IPNC week is here!

It’s the best week of the entire glorious Oregon summer – the 24th annual International Pinot Noir Celebration, commonly known simply as IPNC. 60 of the top Pinot producers from around the globe converge on Oregon wine country for four days of great tastings, seminars, dinners and general hedonistic delights. All told about 600 people attend the full weekend proceedings – about half of which are consumers from all over the U.S., and the other half are in the wine business one way or another. (And a few hundred more attend the Sunday-only tasting event called Passport to Pinot - tickets for this killer tasting are still available.)

Salmon-bake dinner at IPNC

Salmon-bake dinner at IPNC

We are honored to once again be a featured winery at this year’s IPNC, along with Burgundian superstar  Domaine J-J Confuron. We’re featuring the amazing Confuron wines in our tasting room Friday through Sunday this weekend – so make sure you come by to check them out. We’re also honored to have just received some wonderful reviews for our wines – the new issue of Steve Tanzer‘s hugely influential IWC (International wine Cellar) has just been released and we are the beneficiaries of some monster scores from Josh Raynolds, the Oregon Pinot specialist for Tanzer.
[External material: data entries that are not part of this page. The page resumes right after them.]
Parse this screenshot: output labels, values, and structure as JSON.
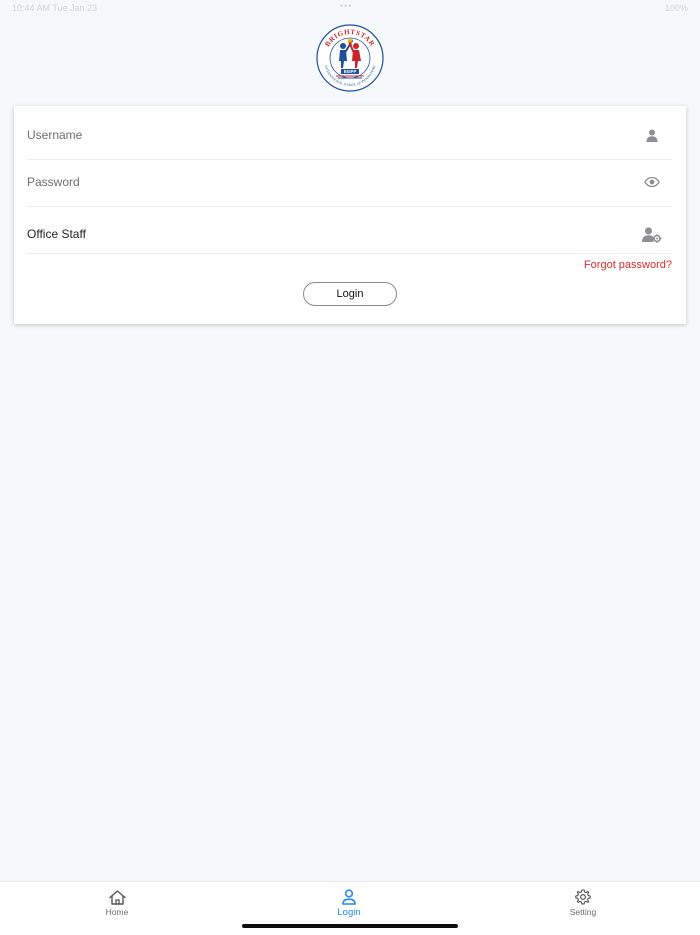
{
  "status_bar": {
    "time": "10:44 AM  Tue Jan 23",
    "center_dots": "•••",
    "right": "100%"
  },
  "logo": {
    "top_text": "BRIGHTSTAR",
    "bottom_text": "INTERNATIONAL SCHOOL OF PHNOM PENH",
    "badge_text": "BISPP"
  },
  "login_form": {
    "username": {
      "placeholder": "Username",
      "value": "",
      "icon": "user-icon"
    },
    "password": {
      "placeholder": "Password",
      "value": "",
      "icon": "eye-icon"
    },
    "role": {
      "value": "Office Staff",
      "icon": "user-gear-icon"
    },
    "forgot_password_label": "Forgot password?",
    "login_button_label": "Login"
  },
  "tab_bar": {
    "tabs": [
      {
        "label": "Home",
        "icon": "home-icon",
        "active": false
      },
      {
        "label": "Login",
        "icon": "user-icon",
        "active": true
      },
      {
        "label": "Setting",
        "icon": "gear-icon",
        "active": false
      }
    ]
  },
  "colors": {
    "background": "#f6f8fc",
    "accent": "#2489e8",
    "link_red": "#e02b2b",
    "icon_gray": "#8e8e93"
  }
}
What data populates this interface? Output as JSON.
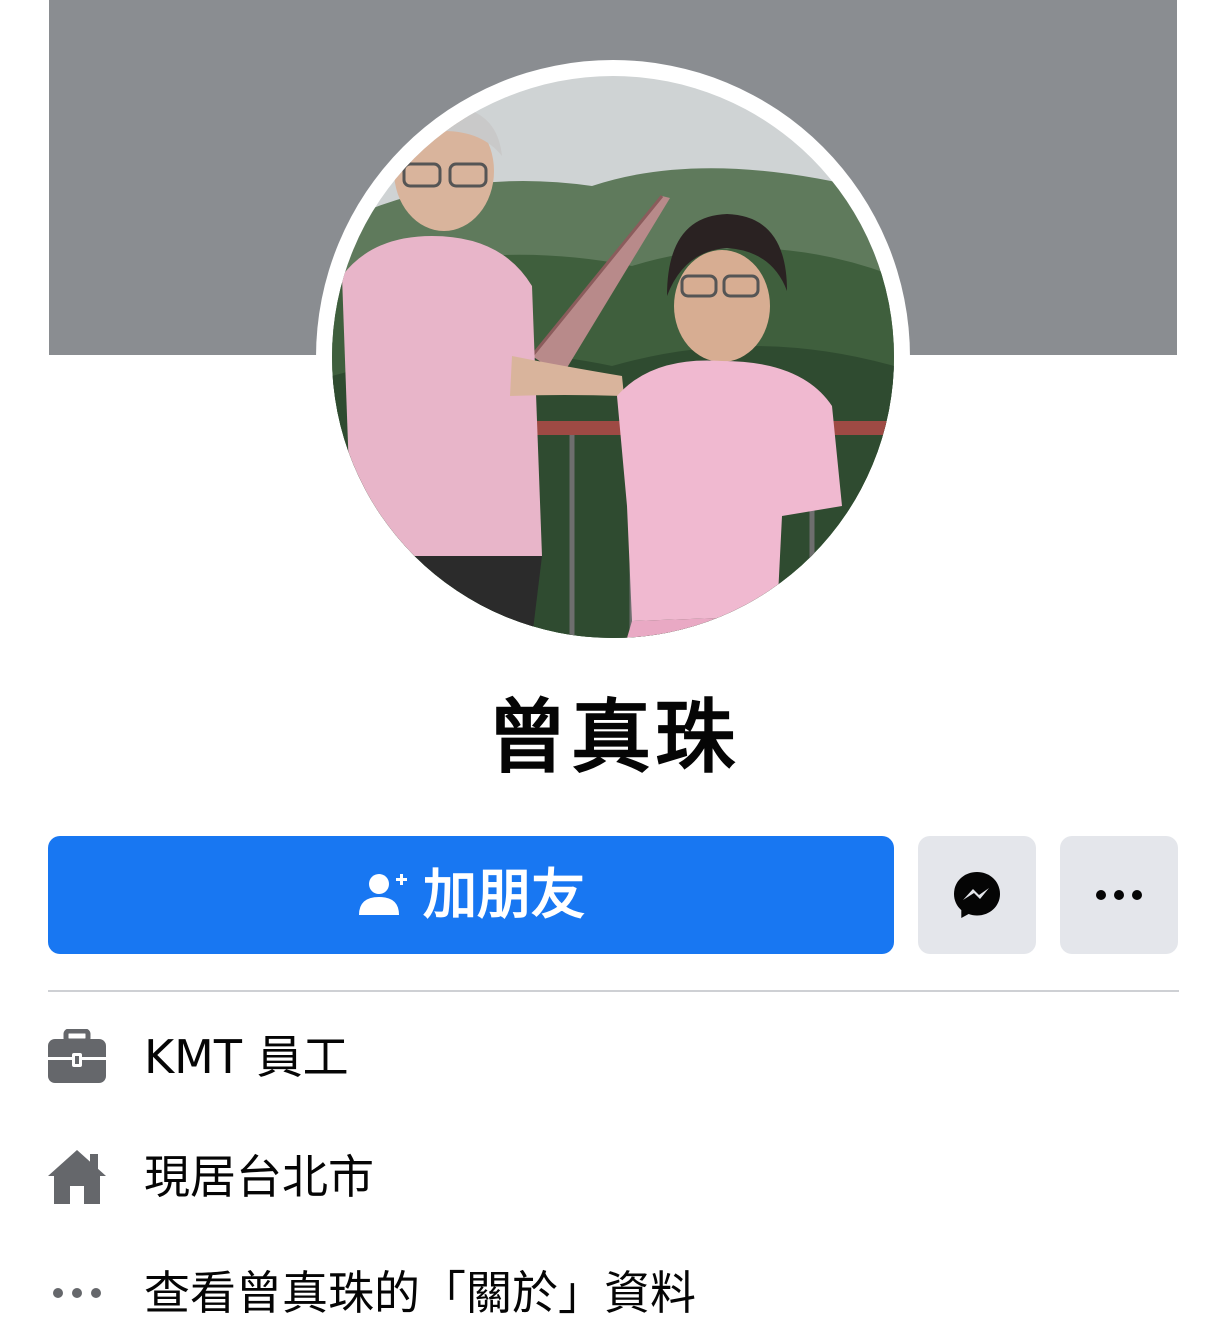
{
  "profile": {
    "name": "曾真珠"
  },
  "actions": {
    "add_friend_label": "加朋友"
  },
  "colors": {
    "primary": "#1877f2",
    "secondary_button": "#e4e6eb",
    "cover": "#8a8d91",
    "icon_gray": "#65676b"
  },
  "info": [
    {
      "icon": "briefcase-icon",
      "text": "KMT 員工"
    },
    {
      "icon": "home-icon",
      "text": "現居台北市"
    },
    {
      "icon": "more-dots-icon",
      "text": "查看曾真珠的「關於」資料"
    }
  ]
}
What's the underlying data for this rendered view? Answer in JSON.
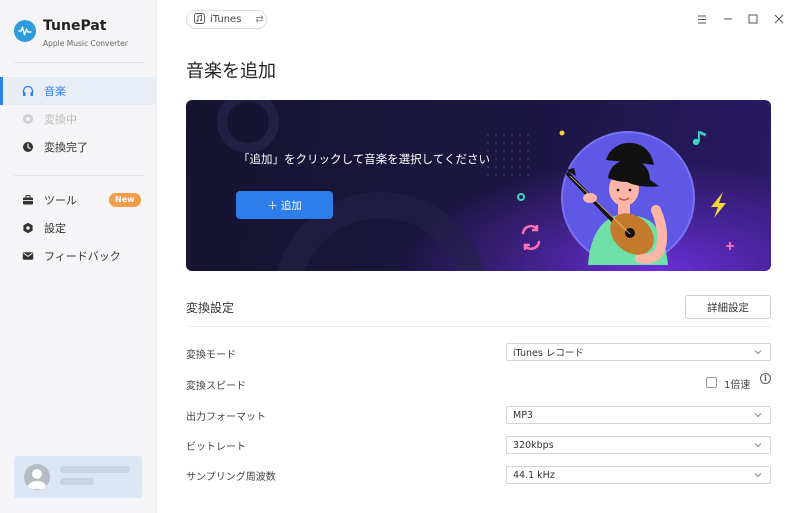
{
  "app": {
    "name": "TunePat",
    "subtitle": "Apple Music Converter"
  },
  "sidebar": {
    "items": [
      {
        "label": "音楽",
        "icon": "headphones-icon",
        "state": "active"
      },
      {
        "label": "変換中",
        "icon": "converting-icon",
        "state": "disabled"
      },
      {
        "label": "変換完了",
        "icon": "clock-icon",
        "state": "normal"
      },
      {
        "label": "ツール",
        "icon": "toolbox-icon",
        "state": "normal",
        "badge": "New"
      },
      {
        "label": "設定",
        "icon": "gear-icon",
        "state": "normal"
      },
      {
        "label": "フィードバック",
        "icon": "mail-icon",
        "state": "normal"
      }
    ]
  },
  "topbar": {
    "source": "iTunes",
    "source_icon": "music-note-icon",
    "swap_icon": "swap-icon"
  },
  "page_title": "音楽を追加",
  "banner": {
    "text": "「追加」をクリックして音楽を選択してください",
    "add_button": "＋ 追加"
  },
  "settings": {
    "title": "変換設定",
    "detail_button": "詳細設定",
    "rows": [
      {
        "label": "変換モード",
        "value": "iTunes レコード"
      },
      {
        "label": "変換スピード",
        "value": "1倍速"
      },
      {
        "label": "出力フォーマット",
        "value": "MP3"
      },
      {
        "label": "ビットレート",
        "value": "320kbps"
      },
      {
        "label": "サンプリング周波数",
        "value": "44.1 kHz"
      }
    ]
  },
  "colors": {
    "accent": "#2f80ed",
    "badge": "#f39c4a",
    "banner_dark": "#151430",
    "banner_purple": "#6a2ed8"
  }
}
Our 2008 D122 Pinot grabbed 93 points – the 2nd highest score given in the report! We also received scores of 91 for La Paulée, Audrey, and our forthcoming Dom Denise Pinot – I’ll take all four in the 90s any day! Add these to the 95-point review for Audrey and the 93-pointer for La Paulée in Wine Enthusiast, and we’re off to a great start this year in the press. It always amazes me when we get good scores, because honestly our wines are not in the style that tends to be the preference of the bulk of the critics of this era. Maybe elegance, finesse, balance and grace are indeed making a comeback. (Of course from our point of view they’ve always been in style and always will. Tastes may change, but our style remains the same!)

So please join us in celebrating the wonderful gift of nature that we call Pinot Noir – the only red wine grape capable of rendering wines of such ethereal beauty, subtlety and nuance. Cheers – and I look forward to seeing you this weekend at IPNC!